Neodymium Neodymium is a crucial element in magnets for electric cars

In March this year, Japan along with the European Union and the US submitted an official complaint to the World Trade Organisation about China's export restrictions. China says that it's curtailed supplies because extracting rare elements from ore is very damaging to the environment.

But according to Tim Worstall, there is another important aspect to China's move that in some ways explains the Japanese interest in forming an alliance with Vietnam.

"What China is said to be doing is reducing the exports so that the people who add the value and produce the expensive pieces of equipment move their production into China, that's something that some people are not happy to do," he explained.

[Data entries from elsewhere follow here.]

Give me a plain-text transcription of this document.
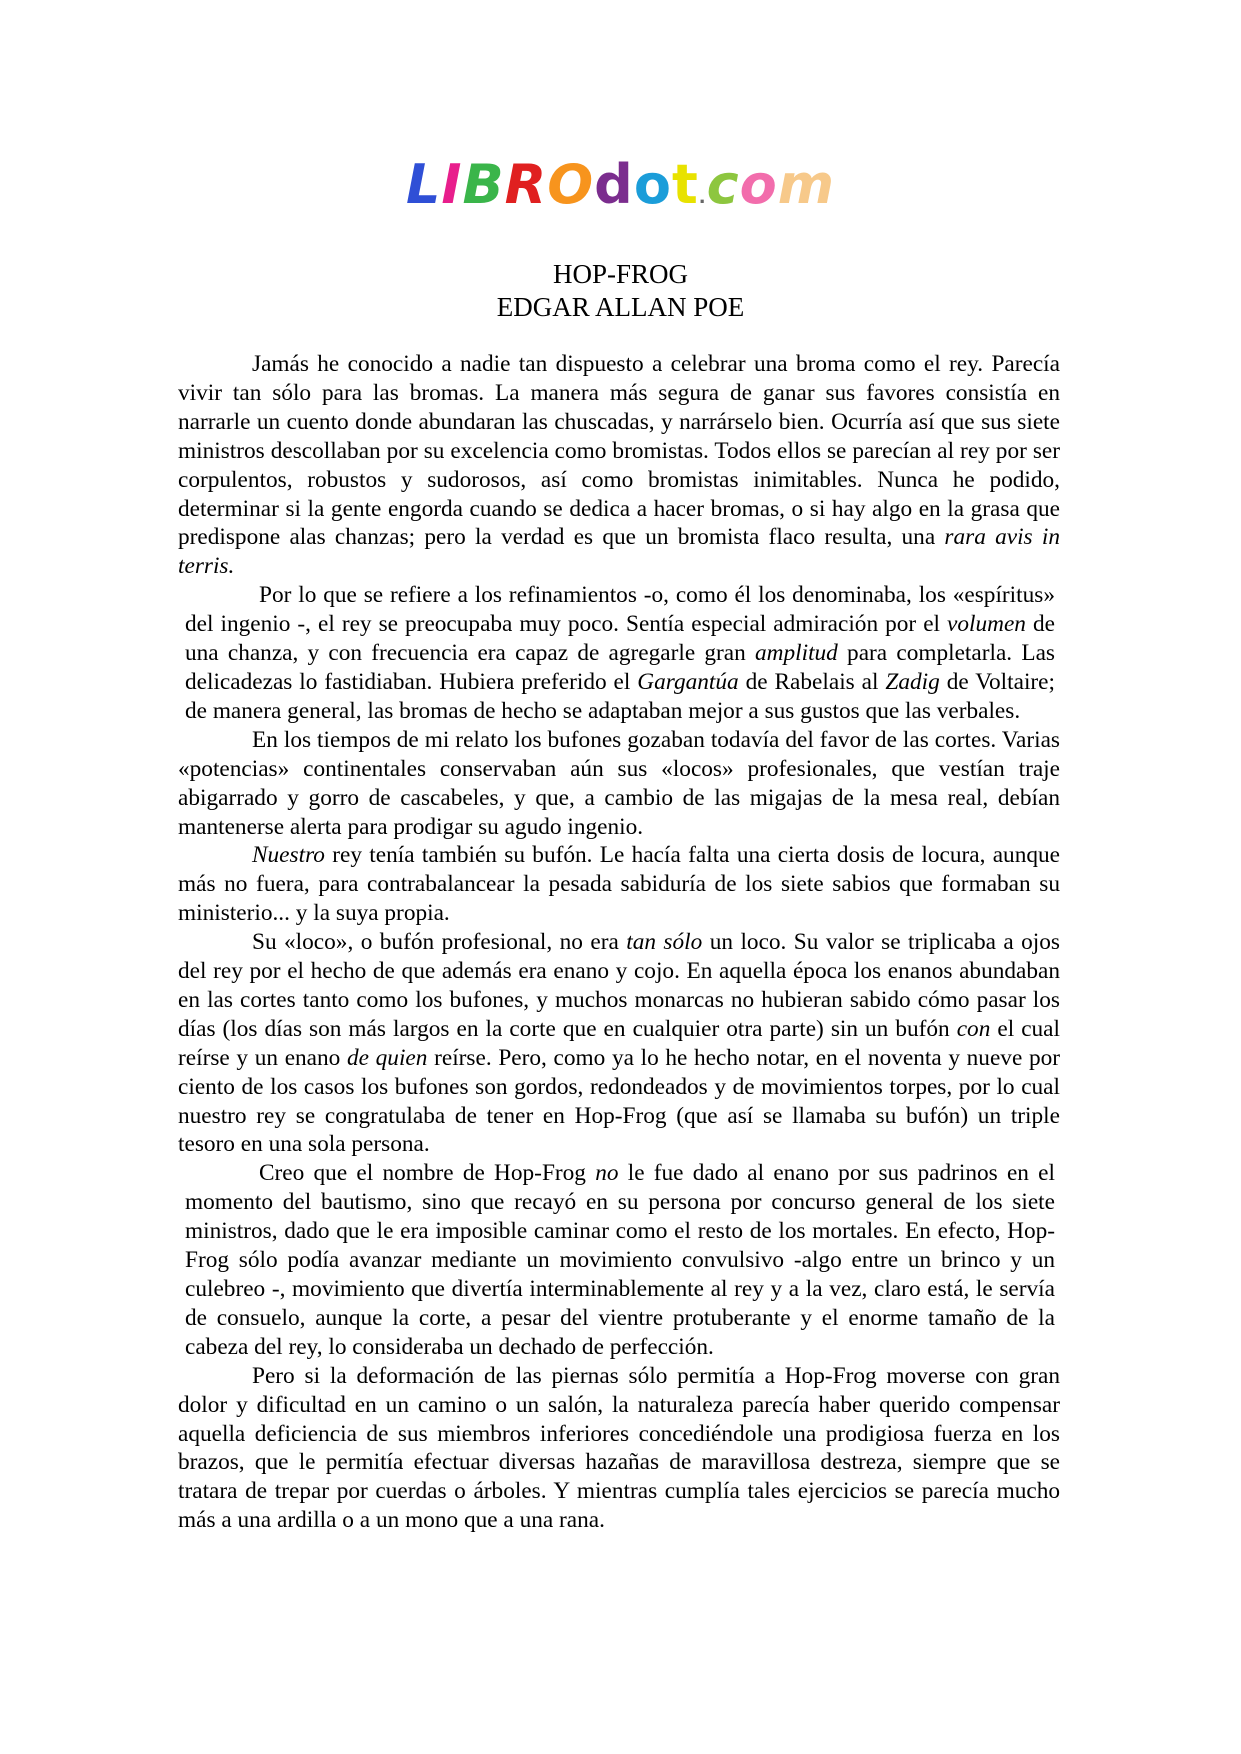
LIBROdot.com
HOP-FROG
EDGAR ALLAN POE

Jamás he conocido a nadie tan dispuesto a celebrar una broma como el rey. Parecía vivir tan sólo para las bromas. La manera más segura de ganar sus favores consistía en narrarle un cuento donde abundaran las chuscadas, y narrárselo bien. Ocurría así que sus siete ministros descollaban por su excelencia como bromistas. Todos ellos se parecían al rey por ser corpulentos, robustos y sudorosos, así como bromistas inimitables. Nunca he podido, determinar si la gente engorda cuando se dedica a hacer bromas, o si hay algo en la grasa que predispone alas chanzas; pero la verdad es que un bromista flaco resulta, una rara avis in terris.

Por lo que se refiere a los refinamientos -o, como él los denominaba, los «espíritus» del ingenio -, el rey se preocupaba muy poco. Sentía especial admiración por el volumen de una chanza, y con frecuencia era capaz de agregarle gran amplitud para completarla. Las delicadezas lo fastidiaban. Hubiera preferido el Gargantúa de Rabelais al Zadig de Voltaire; de manera general, las bromas de hecho se adaptaban mejor a sus gustos que las verbales.

En los tiempos de mi relato los bufones gozaban todavía del favor de las cortes. Varias «potencias» continentales conservaban aún sus «locos» profesionales, que vestían traje abigarrado y gorro de cascabeles, y que, a cambio de las migajas de la mesa real, debían mantenerse alerta para prodigar su agudo ingenio.

Nuestro rey tenía también su bufón. Le hacía falta una cierta dosis de locura, aunque más no fuera, para contrabalancear la pesada sabiduría de los siete sabios que formaban su ministerio... y la suya propia.

Su «loco», o bufón profesional, no era tan sólo un loco. Su valor se triplicaba a ojos del rey por el hecho de que además era enano y cojo. En aquella época los enanos abundaban en las cortes tanto como los bufones, y muchos monarcas no hubieran sabido cómo pasar los días (los días son más largos en la corte que en cualquier otra parte) sin un bufón con el cual reírse y un enano de quien reírse. Pero, como ya lo he hecho notar, en el noventa y nueve por ciento de los casos los bufones son gordos, redondeados y de movimientos torpes, por lo cual nuestro rey se congratulaba de tener en Hop-Frog (que así se llamaba su bufón) un triple tesoro en una sola persona.

Creo que el nombre de Hop-Frog no le fue dado al enano por sus padrinos en el momento del bautismo, sino que recayó en su persona por concurso general de los siete ministros, dado que le era imposible caminar como el resto de los mortales. En efecto, Hop-Frog sólo podía avanzar mediante un movimiento convulsivo -algo entre un brinco y un culebreo -, movimiento que divertía interminablemente al rey y a la vez, claro está, le servía de consuelo, aunque la corte, a pesar del vientre protuberante y el enorme tamaño de la cabeza del rey, lo consideraba un dechado de perfección.

Pero si la deformación de las piernas sólo permitía a Hop-Frog moverse con gran dolor y dificultad en un camino o un salón, la naturaleza parecía haber querido compensar aquella deficiencia de sus miembros inferiores concediéndole una prodigiosa fuerza en los brazos, que le permitía efectuar diversas hazañas de maravillosa destreza, siempre que se tratara de trepar por cuerdas o árboles. Y mientras cumplía tales ejercicios se parecía mucho más a una ardilla o a un mono que a una rana.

"That's really the background to the Japanese and Vietnamese tie up, yes it gives them an alternative source from China but also gives them a source that's happy to ship them the raw materials rather than ask them to move into their country."

Rare no longer

And in Vietnam there are now projects underway in several countries to improve the exploitation of rare elements that are still crucial for the manufacture of batteries, magnets, mobile phones and other devices.

"There's no shortage of rare earth ore at all and there won't be for several centuries at minimum," Tim Worstall told BBC News.

"There is a shortage of the processing capacity to turn those ores into the individual rare elements but that is also being addressed.

Several commentators expect that in the next few years, the current shortage of the elements will become a glut. Tim Worstall says that the situation is about to change dramatically.

"I can think of three specific projects that I know that are financed and in the next two to three years will supply about 40% of the world market. I think the whole question becomes irrelevant as we get more non-Chinese supplies."